Barack Obama says he wants to “review” the NSA’s spying operations, after the chair of the Senate intelligence committee said she was “totally opposed” to US spying on foreign allies.
The White House is considering a review of the NSA’s spying operations, President Obama said during a television interview with ABC’s Fusion network.
He said that the White House gives the NSA “policy direction”.
“But what we’ve seen over the last several years is their capacities continue to develop and expand, and that’s why I’m initiating now, a review to make sure that what they’re able to do, doesn’t necessarily mean what they should be doing,” he added.
A senior administration official also told Associated Press that the White House is considering ending its eavesdropping on foreign allies. The source added that the move was still under review, and that a final decision had not yet been made.
Revelations about the extent of the National Security Agency’s (NSA) surveillance has sent shockwaves across Europe, and were discussed in detail at last week’s European summit. German Chancellor Angela Merkel is among the 34 foreign leaders who have been spied on for years, according to intelligence leaks from Edward Snowden.
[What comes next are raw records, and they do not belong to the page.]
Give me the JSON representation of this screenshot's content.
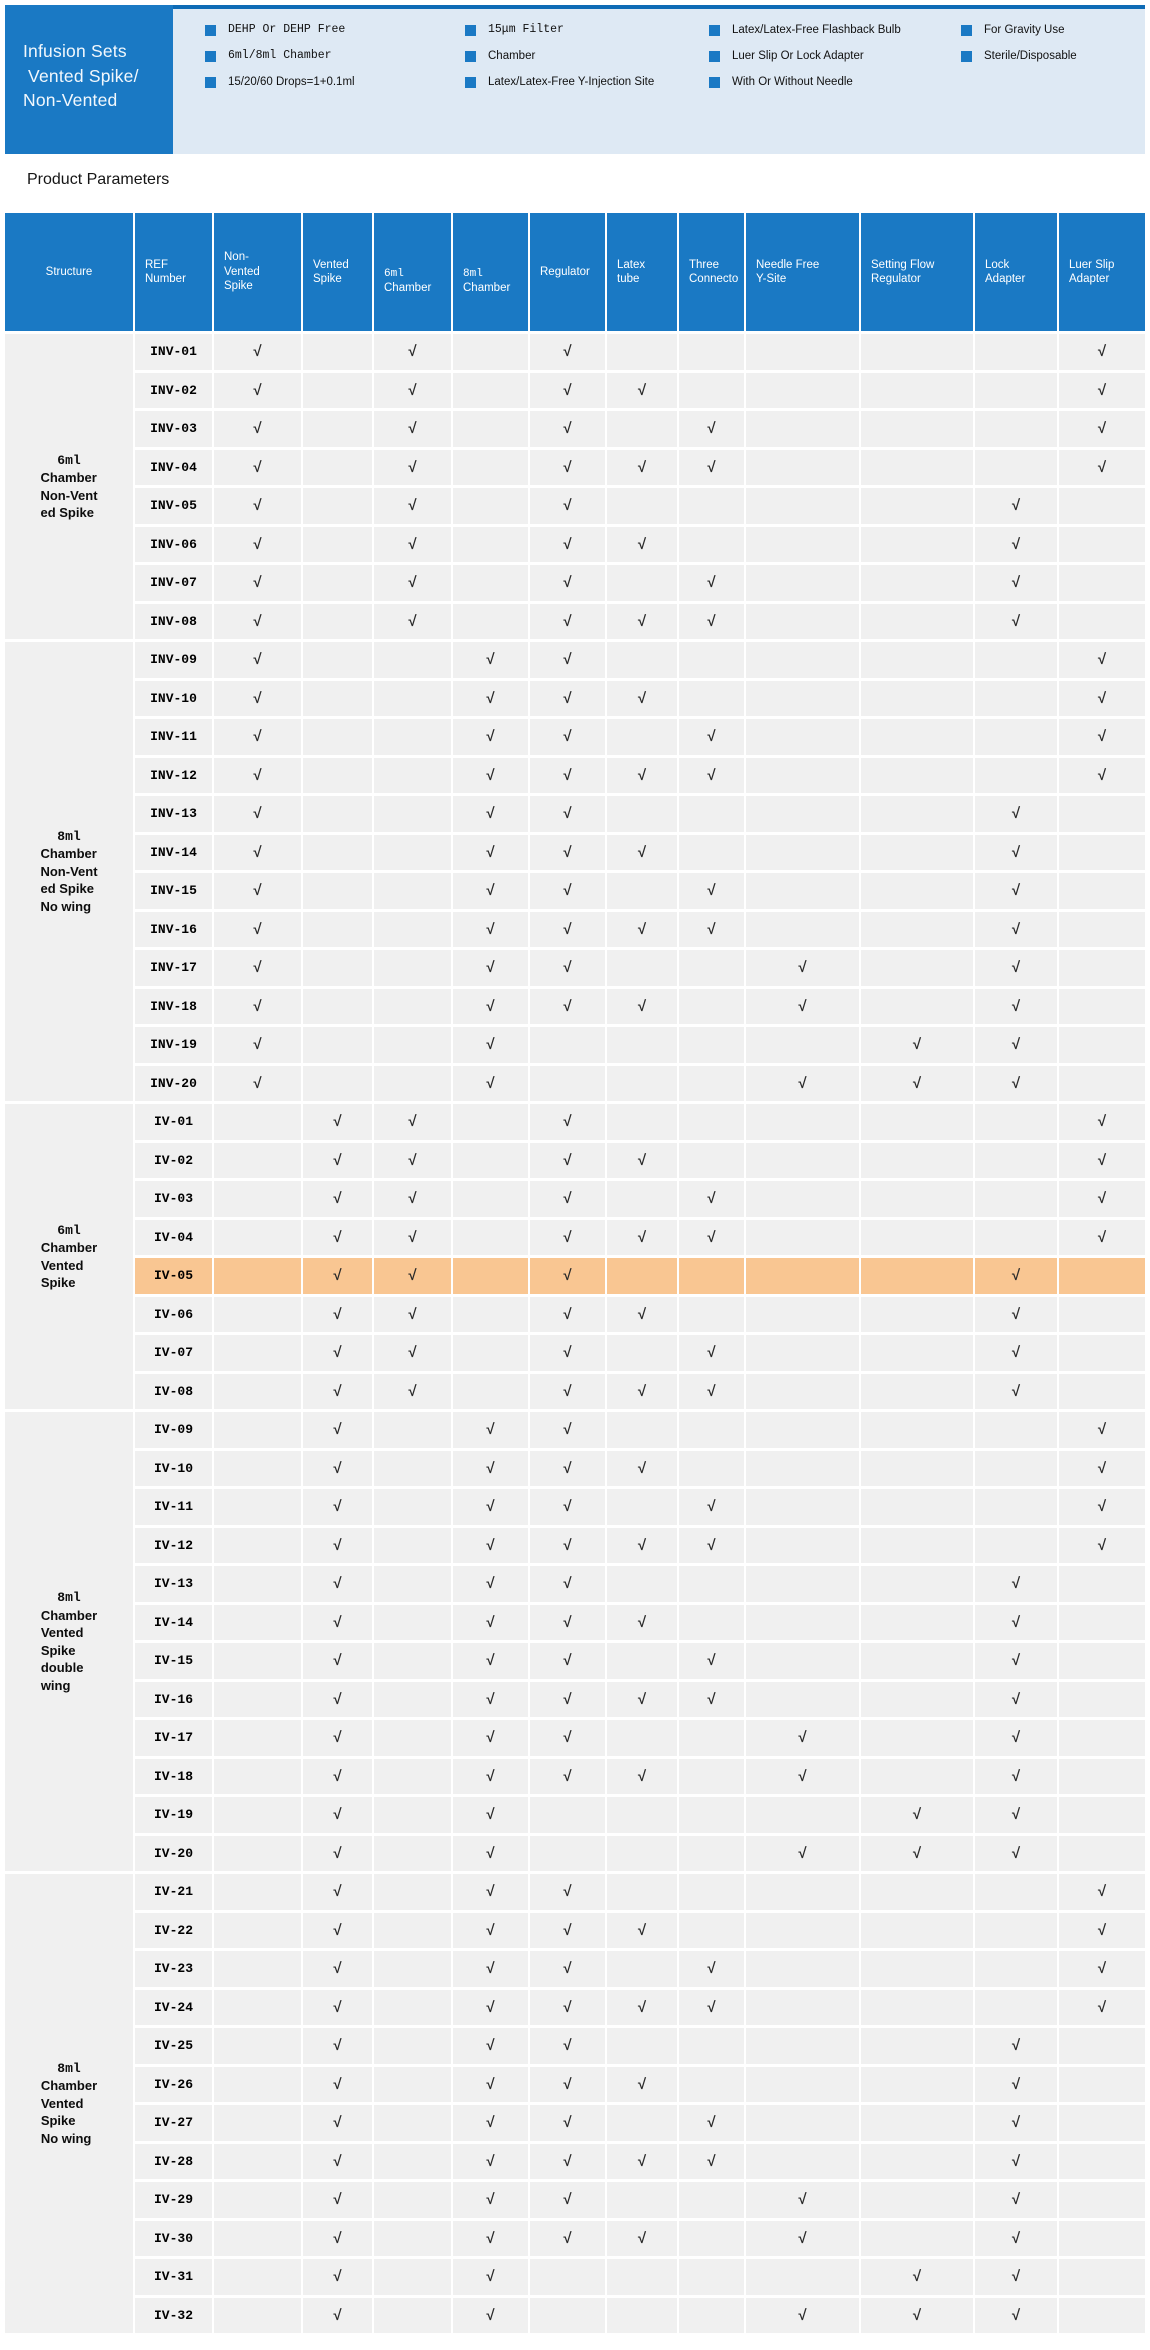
{
  "colors": {
    "accent_blue": "#1a79c4",
    "panel_blue": "#dee9f4",
    "panel_top_border": "#0e6bb5",
    "row_gray": "#f0f0f0",
    "highlight_orange": "#f9c692"
  },
  "check_glyph": "√",
  "banner": {
    "title_lines": [
      "Infusion Sets",
      " Vented Spike/",
      "Non-Vented"
    ],
    "bullet_columns": [
      [
        "DEHP Or DEHP Free",
        "6ml/8ml Chamber",
        "15/20/60 Drops=1+0.1ml"
      ],
      [
        "15μm Filter",
        "Chamber",
        "Latex/Latex-Free Y-Injection Site"
      ],
      [
        "Latex/Latex-Free Flashback Bulb",
        "Luer Slip Or Lock Adapter",
        "With Or Without Needle"
      ],
      [
        "For Gravity Use",
        "Sterile/Disposable"
      ]
    ]
  },
  "section_title": "Product Parameters",
  "table": {
    "feature_order": [
      "nv",
      "v",
      "c6",
      "c8",
      "rg",
      "lx",
      "tc",
      "nf",
      "sf",
      "lk",
      "ls"
    ],
    "columns": [
      {
        "key": "structure",
        "lines": [
          "Structure"
        ]
      },
      {
        "key": "ref",
        "lines": [
          "REF",
          "Number"
        ]
      },
      {
        "key": "nv",
        "lines": [
          "Non-",
          "Vented",
          "Spike"
        ]
      },
      {
        "key": "v",
        "lines": [
          "Vented",
          "Spike"
        ]
      },
      {
        "key": "c6",
        "lines": [
          "6ml",
          "Chamber"
        ]
      },
      {
        "key": "c8",
        "lines": [
          "8ml",
          "Chamber"
        ]
      },
      {
        "key": "rg",
        "lines": [
          "Regulator"
        ]
      },
      {
        "key": "lx",
        "lines": [
          "Latex",
          "tube"
        ]
      },
      {
        "key": "tc",
        "lines": [
          "Three",
          "Connecto"
        ]
      },
      {
        "key": "nf",
        "lines": [
          "Needle Free",
          "Y-Site"
        ]
      },
      {
        "key": "sf",
        "lines": [
          "Setting Flow",
          "Regulator"
        ]
      },
      {
        "key": "lk",
        "lines": [
          "Lock",
          "Adapter"
        ]
      },
      {
        "key": "ls",
        "lines": [
          "Luer  Slip",
          "Adapter"
        ]
      }
    ],
    "groups": [
      {
        "label_lines": [
          "6ml",
          "Chamber",
          "Non-Vent",
          "ed Spike"
        ],
        "rows": [
          {
            "ref": "INV-01",
            "checks": [
              "nv",
              "c6",
              "rg",
              "ls"
            ]
          },
          {
            "ref": "INV-02",
            "checks": [
              "nv",
              "c6",
              "rg",
              "lx",
              "ls"
            ]
          },
          {
            "ref": "INV-03",
            "checks": [
              "nv",
              "c6",
              "rg",
              "tc",
              "ls"
            ]
          },
          {
            "ref": "INV-04",
            "checks": [
              "nv",
              "c6",
              "rg",
              "lx",
              "tc",
              "ls"
            ]
          },
          {
            "ref": "INV-05",
            "checks": [
              "nv",
              "c6",
              "rg",
              "lk"
            ]
          },
          {
            "ref": "INV-06",
            "checks": [
              "nv",
              "c6",
              "rg",
              "lx",
              "lk"
            ]
          },
          {
            "ref": "INV-07",
            "checks": [
              "nv",
              "c6",
              "rg",
              "tc",
              "lk"
            ]
          },
          {
            "ref": "INV-08",
            "checks": [
              "nv",
              "c6",
              "rg",
              "lx",
              "tc",
              "lk"
            ]
          }
        ]
      },
      {
        "label_lines": [
          "8ml",
          "Chamber",
          "Non-Vent",
          "ed Spike",
          "No wing"
        ],
        "rows": [
          {
            "ref": "INV-09",
            "checks": [
              "nv",
              "c8",
              "rg",
              "ls"
            ]
          },
          {
            "ref": "INV-10",
            "checks": [
              "nv",
              "c8",
              "rg",
              "lx",
              "ls"
            ]
          },
          {
            "ref": "INV-11",
            "checks": [
              "nv",
              "c8",
              "rg",
              "tc",
              "ls"
            ]
          },
          {
            "ref": "INV-12",
            "checks": [
              "nv",
              "c8",
              "rg",
              "lx",
              "tc",
              "ls"
            ]
          },
          {
            "ref": "INV-13",
            "checks": [
              "nv",
              "c8",
              "rg",
              "lk"
            ]
          },
          {
            "ref": "INV-14",
            "checks": [
              "nv",
              "c8",
              "rg",
              "lx",
              "lk"
            ]
          },
          {
            "ref": "INV-15",
            "checks": [
              "nv",
              "c8",
              "rg",
              "tc",
              "lk"
            ]
          },
          {
            "ref": "INV-16",
            "checks": [
              "nv",
              "c8",
              "rg",
              "lx",
              "tc",
              "lk"
            ]
          },
          {
            "ref": "INV-17",
            "checks": [
              "nv",
              "c8",
              "rg",
              "nf",
              "lk"
            ]
          },
          {
            "ref": "INV-18",
            "checks": [
              "nv",
              "c8",
              "rg",
              "lx",
              "nf",
              "lk"
            ]
          },
          {
            "ref": "INV-19",
            "checks": [
              "nv",
              "c8",
              "sf",
              "lk"
            ]
          },
          {
            "ref": "INV-20",
            "checks": [
              "nv",
              "c8",
              "nf",
              "sf",
              "lk"
            ]
          }
        ]
      },
      {
        "label_lines": [
          "6ml",
          "Chamber",
          "Vented",
          "Spike"
        ],
        "rows": [
          {
            "ref": "IV-01",
            "checks": [
              "v",
              "c6",
              "rg",
              "ls"
            ]
          },
          {
            "ref": "IV-02",
            "checks": [
              "v",
              "c6",
              "rg",
              "lx",
              "ls"
            ]
          },
          {
            "ref": "IV-03",
            "checks": [
              "v",
              "c6",
              "rg",
              "tc",
              "ls"
            ]
          },
          {
            "ref": "IV-04",
            "checks": [
              "v",
              "c6",
              "rg",
              "lx",
              "tc",
              "ls"
            ]
          },
          {
            "ref": "IV-05",
            "checks": [
              "v",
              "c6",
              "rg",
              "lk"
            ],
            "highlight": true
          },
          {
            "ref": "IV-06",
            "checks": [
              "v",
              "c6",
              "rg",
              "lx",
              "lk"
            ]
          },
          {
            "ref": "IV-07",
            "checks": [
              "v",
              "c6",
              "rg",
              "tc",
              "lk"
            ]
          },
          {
            "ref": "IV-08",
            "checks": [
              "v",
              "c6",
              "rg",
              "lx",
              "tc",
              "lk"
            ]
          }
        ]
      },
      {
        "label_lines": [
          "8ml",
          "Chamber",
          "Vented",
          "Spike",
          "double",
          "wing"
        ],
        "rows": [
          {
            "ref": "IV-09",
            "checks": [
              "v",
              "c8",
              "rg",
              "ls"
            ]
          },
          {
            "ref": "IV-10",
            "checks": [
              "v",
              "c8",
              "rg",
              "lx",
              "ls"
            ]
          },
          {
            "ref": "IV-11",
            "checks": [
              "v",
              "c8",
              "rg",
              "tc",
              "ls"
            ]
          },
          {
            "ref": "IV-12",
            "checks": [
              "v",
              "c8",
              "rg",
              "lx",
              "tc",
              "ls"
            ]
          },
          {
            "ref": "IV-13",
            "checks": [
              "v",
              "c8",
              "rg",
              "lk"
            ]
          },
          {
            "ref": "IV-14",
            "checks": [
              "v",
              "c8",
              "rg",
              "lx",
              "lk"
            ]
          },
          {
            "ref": "IV-15",
            "checks": [
              "v",
              "c8",
              "rg",
              "tc",
              "lk"
            ]
          },
          {
            "ref": "IV-16",
            "checks": [
              "v",
              "c8",
              "rg",
              "lx",
              "tc",
              "lk"
            ]
          },
          {
            "ref": "IV-17",
            "checks": [
              "v",
              "c8",
              "rg",
              "nf",
              "lk"
            ]
          },
          {
            "ref": "IV-18",
            "checks": [
              "v",
              "c8",
              "rg",
              "lx",
              "nf",
              "lk"
            ]
          },
          {
            "ref": "IV-19",
            "checks": [
              "v",
              "c8",
              "sf",
              "lk"
            ]
          },
          {
            "ref": "IV-20",
            "checks": [
              "v",
              "c8",
              "nf",
              "sf",
              "lk"
            ]
          }
        ]
      },
      {
        "label_lines": [
          "8ml",
          "Chamber",
          "Vented",
          "Spike",
          "No wing"
        ],
        "rows": [
          {
            "ref": "IV-21",
            "checks": [
              "v",
              "c8",
              "rg",
              "ls"
            ]
          },
          {
            "ref": "IV-22",
            "checks": [
              "v",
              "c8",
              "rg",
              "lx",
              "ls"
            ]
          },
          {
            "ref": "IV-23",
            "checks": [
              "v",
              "c8",
              "rg",
              "tc",
              "ls"
            ]
          },
          {
            "ref": "IV-24",
            "checks": [
              "v",
              "c8",
              "rg",
              "lx",
              "tc",
              "ls"
            ]
          },
          {
            "ref": "IV-25",
            "checks": [
              "v",
              "c8",
              "rg",
              "lk"
            ]
          },
          {
            "ref": "IV-26",
            "checks": [
              "v",
              "c8",
              "rg",
              "lx",
              "lk"
            ]
          },
          {
            "ref": "IV-27",
            "checks": [
              "v",
              "c8",
              "rg",
              "tc",
              "lk"
            ]
          },
          {
            "ref": "IV-28",
            "checks": [
              "v",
              "c8",
              "rg",
              "lx",
              "tc",
              "lk"
            ]
          },
          {
            "ref": "IV-29",
            "checks": [
              "v",
              "c8",
              "rg",
              "nf",
              "lk"
            ]
          },
          {
            "ref": "IV-30",
            "checks": [
              "v",
              "c8",
              "rg",
              "lx",
              "nf",
              "lk"
            ]
          },
          {
            "ref": "IV-31",
            "checks": [
              "v",
              "c8",
              "sf",
              "lk"
            ]
          },
          {
            "ref": "IV-32",
            "checks": [
              "v",
              "c8",
              "nf",
              "sf",
              "lk"
            ]
          }
        ]
      }
    ]
  }
}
The pressure is mounting on the White House after a damning statement by Senator Dianne Feinstein, chair of the Senate intelligence committee, who said on Monday that she was “totally opposed” to US spying on foreign allies.
Ms Feinstein has previously backed the NSA, but she spoke out after reports based on new leaks from former NSA systems analyst Edward Snowden indicate that the NSA listened to Ms Merkel and other foreign leaders.
“With respect to NSA collection of intelligence on leaders of US allies – including France, Spain, Mexico and Germany – let me state unequivocally: I am totally opposed,” Ms Feinstein said.
She added that the US should not be “collecting phone calls or emails of friendly presidents and prime ministers” unless in an emergency with approval of the president.
The head of the NSA and other officials will appear before the House of Representatives later on Tuesday.